Bryan Winter’s influence can be discerned in some of Weschke’s early abstracts, and in others something of Peter Lanyon’s informal, landscape-based abstraction emerges. There are also elements reminiscent of Francis Bacon, another friend, in Weschke’s paintings of agitated dogs and writhing female nudes. Weschke nevertheless acquired a unique voice remarkably early.
That voice is not conventionally Cornish, and it certainly does not rehearse the tourist version of the Duchy’s delights. Weschke’s skies can look like stainless steel, his rocks like iron, and his seas can seem murky, viscous, and ominously placid. Bathers, their backs against the rocks, appear isolated, hemmed in, and vulnerable. Corpses float face down in the dark waters or lie rigid on deserted beaches, and dogs, teeth bared, defend bloody carrion.
Weschke’s remote location, from 1960 on a cliff at Cape Cornwall with spectacular views, gave him the stuff of his painting. At the same time the isolation made it difficult for him to establish a reputation. Though he exhibited almost annually throughout his career, for most of it he sold little (and had to supplement his income from part-time teaching by diving for lobsters).
About 15 years ago, however, he began to establish a national, and then an international reputation. The Tate Gallery acquired a number of paintings; a monograph was published; two television documentaries were made, one German, one English.
Weschke, previously unknown in his homeland, now made a name there. In 2001 the museum in Gera organized a retrospective, and in February 2004 the Tate St Ives staged another. Later that year he was given honorary citizenship of Gera. (He had already been awarded the German Cross of Merit.)
Weschke’s style changed little over the years. There was just one major shift.

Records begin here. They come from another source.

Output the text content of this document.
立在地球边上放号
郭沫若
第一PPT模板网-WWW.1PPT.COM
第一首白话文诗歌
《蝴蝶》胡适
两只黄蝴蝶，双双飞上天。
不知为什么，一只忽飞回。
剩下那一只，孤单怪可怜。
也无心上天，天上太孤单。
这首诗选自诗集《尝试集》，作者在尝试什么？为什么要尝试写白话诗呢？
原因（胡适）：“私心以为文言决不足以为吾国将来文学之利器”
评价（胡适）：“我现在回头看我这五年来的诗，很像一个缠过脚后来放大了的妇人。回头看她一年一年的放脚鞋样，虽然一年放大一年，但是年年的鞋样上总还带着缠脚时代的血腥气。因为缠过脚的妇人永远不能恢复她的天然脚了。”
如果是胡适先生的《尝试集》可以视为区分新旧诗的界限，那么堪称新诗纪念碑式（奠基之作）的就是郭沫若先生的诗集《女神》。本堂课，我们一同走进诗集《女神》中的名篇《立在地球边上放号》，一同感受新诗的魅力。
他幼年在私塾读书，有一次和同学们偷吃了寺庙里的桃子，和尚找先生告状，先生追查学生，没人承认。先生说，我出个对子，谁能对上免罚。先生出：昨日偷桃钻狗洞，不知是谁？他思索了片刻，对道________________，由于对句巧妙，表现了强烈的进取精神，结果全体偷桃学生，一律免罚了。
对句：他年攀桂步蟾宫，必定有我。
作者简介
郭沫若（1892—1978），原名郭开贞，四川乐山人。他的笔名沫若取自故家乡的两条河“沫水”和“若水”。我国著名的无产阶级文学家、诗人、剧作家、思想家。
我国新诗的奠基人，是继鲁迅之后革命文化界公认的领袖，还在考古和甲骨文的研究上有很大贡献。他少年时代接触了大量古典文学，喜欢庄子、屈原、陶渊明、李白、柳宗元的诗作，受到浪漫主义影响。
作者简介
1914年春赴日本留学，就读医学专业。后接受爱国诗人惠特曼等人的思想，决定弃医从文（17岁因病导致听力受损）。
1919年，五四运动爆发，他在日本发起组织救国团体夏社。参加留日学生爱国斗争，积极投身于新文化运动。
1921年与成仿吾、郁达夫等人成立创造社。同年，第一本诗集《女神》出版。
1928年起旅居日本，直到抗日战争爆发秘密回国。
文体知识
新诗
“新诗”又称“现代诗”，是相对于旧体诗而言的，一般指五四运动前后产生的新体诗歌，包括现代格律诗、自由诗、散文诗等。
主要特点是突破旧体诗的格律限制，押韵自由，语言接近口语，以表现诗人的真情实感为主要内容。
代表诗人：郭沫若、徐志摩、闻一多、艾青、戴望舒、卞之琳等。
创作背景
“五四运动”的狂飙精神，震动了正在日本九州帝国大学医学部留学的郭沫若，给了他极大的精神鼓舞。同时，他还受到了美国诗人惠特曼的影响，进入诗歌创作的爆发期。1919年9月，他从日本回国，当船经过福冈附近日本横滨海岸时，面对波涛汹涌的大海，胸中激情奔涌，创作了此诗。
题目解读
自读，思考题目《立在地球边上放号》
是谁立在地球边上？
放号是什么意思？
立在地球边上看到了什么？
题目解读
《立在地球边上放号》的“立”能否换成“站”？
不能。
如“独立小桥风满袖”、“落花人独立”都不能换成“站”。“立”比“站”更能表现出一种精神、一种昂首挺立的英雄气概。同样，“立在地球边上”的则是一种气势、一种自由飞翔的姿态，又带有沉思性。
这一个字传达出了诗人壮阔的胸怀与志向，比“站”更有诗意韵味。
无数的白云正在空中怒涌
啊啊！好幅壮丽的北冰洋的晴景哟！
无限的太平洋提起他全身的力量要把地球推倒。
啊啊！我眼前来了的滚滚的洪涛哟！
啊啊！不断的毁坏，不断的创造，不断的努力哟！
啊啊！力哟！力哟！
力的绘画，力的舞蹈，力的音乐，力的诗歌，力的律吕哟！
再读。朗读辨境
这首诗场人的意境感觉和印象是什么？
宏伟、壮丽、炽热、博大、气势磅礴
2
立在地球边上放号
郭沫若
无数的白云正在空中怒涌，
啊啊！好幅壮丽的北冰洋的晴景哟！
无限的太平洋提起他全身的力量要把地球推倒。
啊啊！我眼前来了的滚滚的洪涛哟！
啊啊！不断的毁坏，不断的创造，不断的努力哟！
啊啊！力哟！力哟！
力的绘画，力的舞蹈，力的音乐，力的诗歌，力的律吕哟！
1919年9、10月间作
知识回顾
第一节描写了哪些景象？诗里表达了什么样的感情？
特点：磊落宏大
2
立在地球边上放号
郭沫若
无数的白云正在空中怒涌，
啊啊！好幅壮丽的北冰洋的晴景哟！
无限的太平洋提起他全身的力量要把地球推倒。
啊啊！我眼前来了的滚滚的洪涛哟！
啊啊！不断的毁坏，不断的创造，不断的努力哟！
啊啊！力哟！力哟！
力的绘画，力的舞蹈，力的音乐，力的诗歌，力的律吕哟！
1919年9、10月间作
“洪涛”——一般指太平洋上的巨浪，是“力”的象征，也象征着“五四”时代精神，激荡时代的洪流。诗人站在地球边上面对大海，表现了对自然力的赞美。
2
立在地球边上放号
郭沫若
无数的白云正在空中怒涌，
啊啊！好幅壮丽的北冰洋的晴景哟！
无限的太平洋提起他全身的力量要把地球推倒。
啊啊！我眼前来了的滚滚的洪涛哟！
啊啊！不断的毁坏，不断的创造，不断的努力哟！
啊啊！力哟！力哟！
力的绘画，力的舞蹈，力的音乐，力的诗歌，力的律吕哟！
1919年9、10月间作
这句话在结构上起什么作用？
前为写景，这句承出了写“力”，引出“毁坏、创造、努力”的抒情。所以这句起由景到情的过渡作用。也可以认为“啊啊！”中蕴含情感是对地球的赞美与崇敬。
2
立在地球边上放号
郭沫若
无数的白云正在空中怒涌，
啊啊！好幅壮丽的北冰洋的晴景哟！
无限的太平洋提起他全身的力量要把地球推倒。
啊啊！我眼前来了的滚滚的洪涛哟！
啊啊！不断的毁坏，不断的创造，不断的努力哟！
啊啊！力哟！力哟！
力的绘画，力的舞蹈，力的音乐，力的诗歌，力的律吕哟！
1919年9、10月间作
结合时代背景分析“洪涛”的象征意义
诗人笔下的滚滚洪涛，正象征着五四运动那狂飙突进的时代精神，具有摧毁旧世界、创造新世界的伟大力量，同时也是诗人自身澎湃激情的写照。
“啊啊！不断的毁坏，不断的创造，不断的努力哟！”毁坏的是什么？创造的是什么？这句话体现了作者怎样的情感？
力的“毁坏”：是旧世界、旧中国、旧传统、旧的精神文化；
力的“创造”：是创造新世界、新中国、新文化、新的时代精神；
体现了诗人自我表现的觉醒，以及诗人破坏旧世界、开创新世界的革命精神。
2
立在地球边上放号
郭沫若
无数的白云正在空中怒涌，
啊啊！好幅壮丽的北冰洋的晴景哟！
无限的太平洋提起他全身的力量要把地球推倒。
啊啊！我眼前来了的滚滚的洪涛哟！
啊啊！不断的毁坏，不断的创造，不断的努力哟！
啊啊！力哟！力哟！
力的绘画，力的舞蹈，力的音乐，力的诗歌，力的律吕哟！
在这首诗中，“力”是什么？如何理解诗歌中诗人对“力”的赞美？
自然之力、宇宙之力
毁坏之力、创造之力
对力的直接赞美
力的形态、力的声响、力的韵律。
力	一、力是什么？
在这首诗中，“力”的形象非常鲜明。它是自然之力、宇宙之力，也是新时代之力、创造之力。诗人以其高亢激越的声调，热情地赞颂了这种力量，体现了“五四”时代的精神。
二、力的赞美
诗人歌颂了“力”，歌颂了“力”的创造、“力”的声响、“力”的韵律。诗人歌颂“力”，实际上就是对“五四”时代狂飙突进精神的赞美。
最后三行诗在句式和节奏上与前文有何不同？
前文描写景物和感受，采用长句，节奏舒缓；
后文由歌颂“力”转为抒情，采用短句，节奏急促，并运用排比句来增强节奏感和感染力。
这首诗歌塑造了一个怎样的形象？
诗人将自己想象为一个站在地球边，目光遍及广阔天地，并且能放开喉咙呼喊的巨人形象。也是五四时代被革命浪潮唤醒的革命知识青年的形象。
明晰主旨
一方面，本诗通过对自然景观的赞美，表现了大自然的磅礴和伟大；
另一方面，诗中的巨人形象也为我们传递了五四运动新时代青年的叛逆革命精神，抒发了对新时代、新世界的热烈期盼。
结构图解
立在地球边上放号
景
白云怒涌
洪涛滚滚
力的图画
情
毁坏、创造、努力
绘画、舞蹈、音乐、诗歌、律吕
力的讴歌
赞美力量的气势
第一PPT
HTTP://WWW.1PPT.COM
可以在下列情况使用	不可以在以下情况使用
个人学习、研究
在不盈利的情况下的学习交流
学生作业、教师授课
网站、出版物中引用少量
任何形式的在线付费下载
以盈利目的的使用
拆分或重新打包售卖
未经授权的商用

It came in the 1990s when, enthused by journeys to Egypt and chiefly by the sight of the Nile and of such ancient monuments as the Karnak temple, his palette became a little lighter and more diverse. Weschke’s Egyptian paintings have as little to do with the tourist’s experience of the place as does his Cornish work, though they are about similar experiences: of loneliness, of exclusion, of threat and menace, and of an inability to comprehend the mystery of human existence. It is this atmosphere of entrapment and alienation that locates Weschke’s work in the mainstream of modern art.
Karl Weschke was married three times. He is survived by his third wife, his two sons and three daughters.
Karl Weschke, painter, was born on June 7, 1925. He died on February 20, 2005, aged 79.